Así lo establece la STS 240/2026, de 14 de enero, en la que el Alto Tribunal vuelve a aclarar el alcance del artículo 17.5 de la Ley de Propiedad Horizontal, la norma que regula la instalación de puntos de recarga en garajes comunitarios y que fue introducida para facilitar su implantación y evitar bloqueos injustificados por parte de las comunidades.

En la sentencia se analiza el caso de una comunidad de vecinos en la que varios propietarios instalaron puntos de recarga para el coche eléctrico en sus plazas individuales de garaje. Una vecina impugnó las obras alegando que el cableado había atravesado elementos comunes (como el forjado) sin autorización de la junta. 

El artículo 17.5 de la LPH permite la instalación del punto de recarga sin necesidad de autorización

El Supremo recuerda que el artículo 17.5 de la Ley de Propiedad Horizontal establece de forma expresa que la instalación de un punto de recarga para uso privado en una plaza individual solo requiere comunicación previa a la comunidad, siendo el coste asumido íntegramente por el interesado.

Artículo 17.5 de la LPH | BOE
Artículo 17.5 de la LPH | BOE 

Según explica la sentencia, la ley no diferencia si las instalaciones afectan o no a elementos comunes, porque el legislador fue consciente de que el cableado eléctrico necesariamente debe discurrir por zonas comunes en los garajes comunitarios. Por ello, insiste en que la mera utilización accesoria de elementos comunes no convierte la instalación en ilegal, salvo que exista una afectación innecesaria o desproporcionada, un perjuicio concreto para otros propietarios o un riesgo para la seguridad del edificio.

Para ello, aunque no requiere una forma específica, la comunicación debe ser suficiente para que la comunidad conozca el trazado y los detalles esenciales de la obra, permitiendo verificar que no hay perjuicios desproporcionados.

Esta interpretación no es nueva.
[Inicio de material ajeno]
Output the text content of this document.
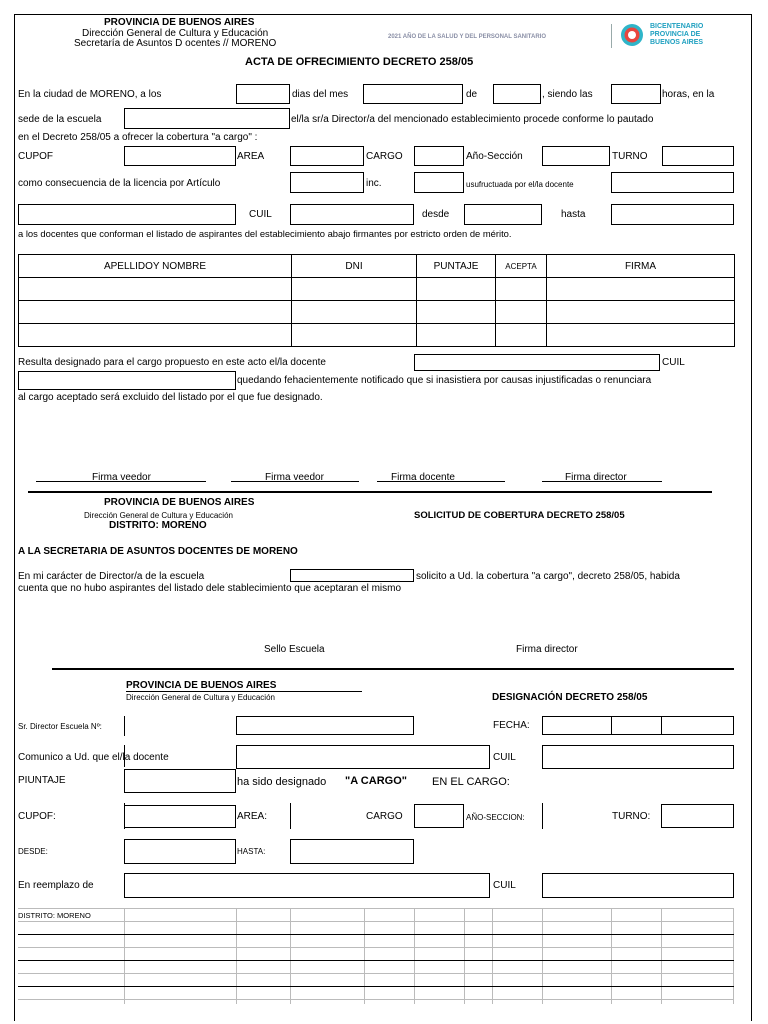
PROVINCIA DE BUENOS AIRES
Dirección General de Cultura y Educación
Secretaría de Asuntos D ocentes // MORENO
2021 AÑO DE LA SALUD Y DEL PERSONAL SANITARIO
BICENTENARIO
PROVINCIA DE
BUENOS AIRES
ACTA DE OFRECIMIENTO DECRETO 258/05
En la ciudad de MORENO, a los	dias del mes	de	, siendo las	horas, en la
sede de la escuela	el/la sr/a Director/a del mencionado establecimiento procede conforme lo pautado
en el Decreto 258/05 a ofrecer la cobertura "a cargo" :
CUPOF	AREA	CARGO	Año-Sección	TURNO
como consecuencia de la licencia por Artículo	inc.	usufructuada por el/la docente
CUIL	desde	hasta
a los docentes que conforman el listado de aspirantes del establecimiento abajo firmantes por estricto orden de mérito.
APELLIDOY NOMBRE	DNI	PUNTAJE	ACEPTA	FIRMA

Resulta designado para el cargo propuesto en este acto el/la docente	CUIL
quedando fehacientemente notificado que si inasistiera por causas injustificadas o renunciara
al cargo aceptado será excluido del listado por el que fue designado.
Firma veedor	Firma veedor	Firma docente	Firma director
PROVINCIA DE BUENOS AIRES
Dirección General de Cultura y Educación
DISTRITO: MORENO
SOLICITUD DE COBERTURA DECRETO 258/05
A LA SECRETARIA DE ASUNTOS DOCENTES DE MORENO
En mi carácter de Director/a de la escuela	solicito a Ud. la cobertura "a cargo", decreto 258/05, habida
cuenta que no hubo aspirantes del listado dele stablecimiento que aceptaran el mismo
Sello Escuela	Firma director
PROVINCIA DE BUENOS AIRES
Dirección General de Cultura y Educación	DESIGNACIÓN DECRETO 258/05
Sr. Director Escuela Nº:	FECHA:
Comunico a Ud. que el/la docente	CUIL
PIUNTAJE	ha sido designado "A CARGO" EN EL CARGO:
CUPOF:	AREA:	CARGO	AÑO-SECCION:	TURNO:
DESDE:	HASTA:
En reemplazo de	CUIL
DISTRITO: MORENO
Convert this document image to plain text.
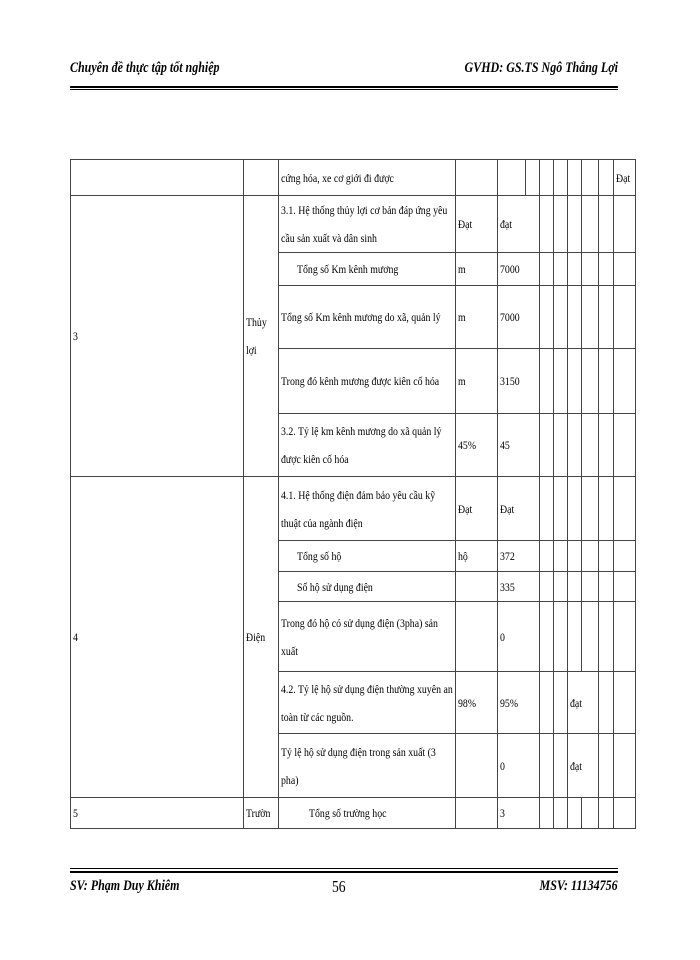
Chuyên đề thực tập tốt nghiệp	GVHD: GS.TS Ngô Thắng Lợi
		cứng hóa, xe cơ giới đi được									Đạt
3	Thủy lợi	3.1. Hệ thống thủy lợi cơ bản đáp ứng yêu cầu sản xuất và dân sinh	Đạt	đạt							
		Tổng số Km kênh mương	m	7000							
		Tổng số Km kênh mương do xã, quản lý	m	7000							
		Trong đó kênh mương được kiên cố hóa	m	3150							
		3.2. Tỷ lệ km kênh mương do xã quản lý được kiên cố hóa	45%	45							
4	Điện	4.1. Hệ thống điện đảm bảo yêu cầu kỹ thuật của ngành điện	Đạt	Đạt							
		Tổng số hộ	hộ	372							
		Số hộ sử dụng điện		335							
		Trong đó hộ có sử dụng điện (3pha) sản xuất		0							
		4.2. Tỷ lệ hộ sử dụng điện thường xuyên an toàn từ các nguồn.	98%	95%				đạt			
		Tỷ lệ hộ sử dụng điện trong sản xuất (3 pha)		0				đạt			
5	Trườn	Tổng số trường học		3							
SV: Phạm Duy Khiêm	56	MSV: 11134756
El Supremo se apoya de forma expresa en su sentencia 1745/2015, de 1 de diciembre, en la que ya fijó doctrina al señalar que la instalación de puntos de recarga queda al margen del régimen general de mayorías de la comunidad, precisamente para evitar vetos que frustren los objetivos de eficiencia energética.

El Supremo subraya que interpretar el artículo 17.5 de forma restrictiva, exigiendo autorizaciones comunitarias adicionales, vaciaría de contenido la norma y frustraría su finalidad, contraviniendo los criterios de interpretación del artículo 3.1 del Código Civil, que obliga a atender al espíritu y finalidad de las leyes.